Don’t Knock Money Market Funds

06/19/2007 12:00 am EST

Focus:

Daniel Wiener

Editor, The Independent Adviser for Vanguard Investors

Dan Wiener, editor of the Independent Adviser for Vanguard Investors, says cash isn’t trash, explaining the important roles money market funds play for investors.

With the Federal Reserve having hiked rates with a vengeance, from 1.00% to 5.25% between June 2004 and June 2006, yields on money funds have risen and stayed high.

Take a look at Prime Money Market (VMMXXX), typically Vanguard’s highest-yielding money fund. Beginning last July, after the Fed’s 17th rate hike, Prime’s yield crested over 5%, where it remains today.

Vanguard hasn’t left tax-free income seekers out in the cold. The Vanguard Tax-Exempt Money Market’s (VMSXX) yield has risen close to 3.8%, which is equivalent to a taxable yield of 5.1% for someone in the 25% federal income tax bracket and 5.8% for someone in the 35% bracket. Not bad!

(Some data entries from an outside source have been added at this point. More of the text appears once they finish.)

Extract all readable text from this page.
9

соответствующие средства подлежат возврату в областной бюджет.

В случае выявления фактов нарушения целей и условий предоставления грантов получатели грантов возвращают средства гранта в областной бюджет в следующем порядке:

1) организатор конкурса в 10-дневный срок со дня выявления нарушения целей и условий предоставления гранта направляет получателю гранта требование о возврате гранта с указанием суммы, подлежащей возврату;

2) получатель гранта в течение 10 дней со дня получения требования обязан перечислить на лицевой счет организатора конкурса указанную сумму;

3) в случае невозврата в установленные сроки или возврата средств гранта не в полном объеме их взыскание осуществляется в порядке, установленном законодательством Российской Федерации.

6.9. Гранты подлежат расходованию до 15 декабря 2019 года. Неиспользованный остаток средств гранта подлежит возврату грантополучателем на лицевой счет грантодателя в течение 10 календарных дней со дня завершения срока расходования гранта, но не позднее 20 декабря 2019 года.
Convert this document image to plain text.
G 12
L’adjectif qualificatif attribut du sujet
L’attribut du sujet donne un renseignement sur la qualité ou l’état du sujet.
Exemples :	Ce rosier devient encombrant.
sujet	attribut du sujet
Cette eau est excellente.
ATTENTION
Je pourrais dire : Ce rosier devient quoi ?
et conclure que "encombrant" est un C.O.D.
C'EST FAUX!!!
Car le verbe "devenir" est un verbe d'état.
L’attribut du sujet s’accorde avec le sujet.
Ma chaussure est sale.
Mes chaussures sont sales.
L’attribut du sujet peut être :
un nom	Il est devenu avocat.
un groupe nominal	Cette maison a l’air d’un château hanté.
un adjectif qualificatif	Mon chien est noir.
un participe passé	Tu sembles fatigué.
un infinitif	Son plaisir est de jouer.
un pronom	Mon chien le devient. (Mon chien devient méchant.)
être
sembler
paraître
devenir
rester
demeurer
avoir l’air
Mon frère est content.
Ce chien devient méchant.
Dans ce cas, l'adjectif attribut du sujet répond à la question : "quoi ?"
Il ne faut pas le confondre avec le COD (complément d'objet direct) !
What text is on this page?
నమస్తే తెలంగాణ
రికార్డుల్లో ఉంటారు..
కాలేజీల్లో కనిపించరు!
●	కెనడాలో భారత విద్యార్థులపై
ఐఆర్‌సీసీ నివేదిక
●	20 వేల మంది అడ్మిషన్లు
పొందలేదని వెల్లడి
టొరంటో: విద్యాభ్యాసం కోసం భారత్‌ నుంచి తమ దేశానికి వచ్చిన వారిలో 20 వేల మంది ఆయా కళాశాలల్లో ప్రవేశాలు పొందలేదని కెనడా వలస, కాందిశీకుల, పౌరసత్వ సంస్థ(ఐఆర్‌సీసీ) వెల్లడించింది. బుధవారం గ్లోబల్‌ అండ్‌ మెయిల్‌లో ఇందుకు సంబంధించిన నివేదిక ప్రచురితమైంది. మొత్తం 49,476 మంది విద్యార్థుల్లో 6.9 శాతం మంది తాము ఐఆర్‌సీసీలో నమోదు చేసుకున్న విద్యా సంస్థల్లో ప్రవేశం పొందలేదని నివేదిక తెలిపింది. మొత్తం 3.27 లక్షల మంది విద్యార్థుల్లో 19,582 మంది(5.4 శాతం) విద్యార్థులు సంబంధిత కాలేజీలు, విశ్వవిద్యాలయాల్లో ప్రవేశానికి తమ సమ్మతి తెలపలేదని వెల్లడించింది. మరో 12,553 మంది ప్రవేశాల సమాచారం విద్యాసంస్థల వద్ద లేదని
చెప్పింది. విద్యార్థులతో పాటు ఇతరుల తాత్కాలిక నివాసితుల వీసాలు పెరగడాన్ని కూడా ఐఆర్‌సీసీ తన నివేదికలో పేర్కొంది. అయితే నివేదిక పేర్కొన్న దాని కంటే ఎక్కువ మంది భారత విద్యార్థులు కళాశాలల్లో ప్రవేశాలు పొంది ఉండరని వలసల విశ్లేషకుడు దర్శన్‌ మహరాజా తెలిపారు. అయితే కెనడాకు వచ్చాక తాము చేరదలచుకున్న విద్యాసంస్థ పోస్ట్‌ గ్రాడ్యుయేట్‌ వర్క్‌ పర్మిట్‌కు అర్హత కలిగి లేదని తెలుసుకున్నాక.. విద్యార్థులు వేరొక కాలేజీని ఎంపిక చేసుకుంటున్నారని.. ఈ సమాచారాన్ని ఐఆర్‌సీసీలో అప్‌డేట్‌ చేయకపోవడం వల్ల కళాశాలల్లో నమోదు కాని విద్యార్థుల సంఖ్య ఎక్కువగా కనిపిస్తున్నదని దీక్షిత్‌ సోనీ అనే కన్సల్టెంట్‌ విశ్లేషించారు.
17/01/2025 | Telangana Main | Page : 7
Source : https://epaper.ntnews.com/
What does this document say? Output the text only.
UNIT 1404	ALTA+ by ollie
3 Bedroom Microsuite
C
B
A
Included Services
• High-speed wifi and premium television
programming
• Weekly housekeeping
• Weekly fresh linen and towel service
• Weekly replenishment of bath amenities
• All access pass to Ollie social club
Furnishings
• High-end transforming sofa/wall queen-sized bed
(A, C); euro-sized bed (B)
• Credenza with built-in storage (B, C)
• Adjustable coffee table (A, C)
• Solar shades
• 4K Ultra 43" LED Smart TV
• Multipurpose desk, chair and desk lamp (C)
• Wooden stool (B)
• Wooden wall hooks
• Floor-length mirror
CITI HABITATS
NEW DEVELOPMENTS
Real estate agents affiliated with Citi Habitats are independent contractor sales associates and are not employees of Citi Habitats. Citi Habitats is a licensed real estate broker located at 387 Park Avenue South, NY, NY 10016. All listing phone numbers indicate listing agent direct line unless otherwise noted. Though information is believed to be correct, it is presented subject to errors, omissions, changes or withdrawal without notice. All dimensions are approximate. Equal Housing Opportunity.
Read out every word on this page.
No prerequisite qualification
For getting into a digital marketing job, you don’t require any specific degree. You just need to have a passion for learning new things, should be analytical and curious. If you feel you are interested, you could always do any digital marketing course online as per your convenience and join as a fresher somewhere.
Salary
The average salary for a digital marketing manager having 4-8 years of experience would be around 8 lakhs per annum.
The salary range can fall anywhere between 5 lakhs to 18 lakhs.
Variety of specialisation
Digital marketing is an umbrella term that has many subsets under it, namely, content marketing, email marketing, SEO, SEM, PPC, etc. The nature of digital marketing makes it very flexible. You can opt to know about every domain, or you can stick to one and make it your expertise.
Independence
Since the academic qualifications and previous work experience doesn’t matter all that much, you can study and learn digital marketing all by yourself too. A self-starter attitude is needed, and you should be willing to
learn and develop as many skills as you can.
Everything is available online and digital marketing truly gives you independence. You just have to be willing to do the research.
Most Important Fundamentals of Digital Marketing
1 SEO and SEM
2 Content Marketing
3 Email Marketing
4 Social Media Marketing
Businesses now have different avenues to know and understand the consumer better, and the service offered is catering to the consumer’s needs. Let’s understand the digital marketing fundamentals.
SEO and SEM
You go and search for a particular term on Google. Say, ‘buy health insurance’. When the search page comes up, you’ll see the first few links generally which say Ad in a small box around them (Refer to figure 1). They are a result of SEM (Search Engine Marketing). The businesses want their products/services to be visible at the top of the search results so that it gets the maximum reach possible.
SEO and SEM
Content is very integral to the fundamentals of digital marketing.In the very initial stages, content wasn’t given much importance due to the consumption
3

Still, money funds have never really gotten the credit due to them. For most investors, a well-balanced portfolio has a foundation in the three basic asset classes: stocks, bonds and cash. Plus, given how flat the “yield curve” is right now, money funds look fabulous. If you want to boost yields over money funds by, say, one percent, you are going to have to take on exponentially greater risk. That just wouldn’t be prudent.

Cash in a money market fund is a wonderful risk reducer. It can take the edge off of the volatility in your portfolio. Even investors who think they should be “fully invested” can benefit from a money fund’s stability. And reducing loss by even one or two percent can often make the difference between investors hitting a pain threshold, giving up and bailing out of the market, or sticking with their prescribed investment plan.

I think of my cash holdings as a shock-absorber for the rest of my portfolio, as I mentioned. Why? First and foremost, money market funds are safe, safe, safe. They simply don’t lose money.

Second, the check-writing privileges on money market funds make them incredibly convenient. And, writing a check on a money market fund doesn’t create a taxable transaction that must be reported to the IRS, unlike a check written on a bond fund.

Third, money market funds are useful if you follow a dollar-cost averaging, value-averaging or other systematic investment plan. Your money continues to earn interest, remains completely safe, and can usually be moved with ease into another fund.

Fourth, investors who want to gradually change the allocation of their portfolio can use a money fund for just such a purpose.

And there’s one more thing: cash is a good rainy-day asset. When the stock or bond markets take their hits and you believe that the market pendulum has swung too far to the bearish side, cash gives you buying power. While you wait, the money market fund is paying you interest, which currently is a pretty nice number.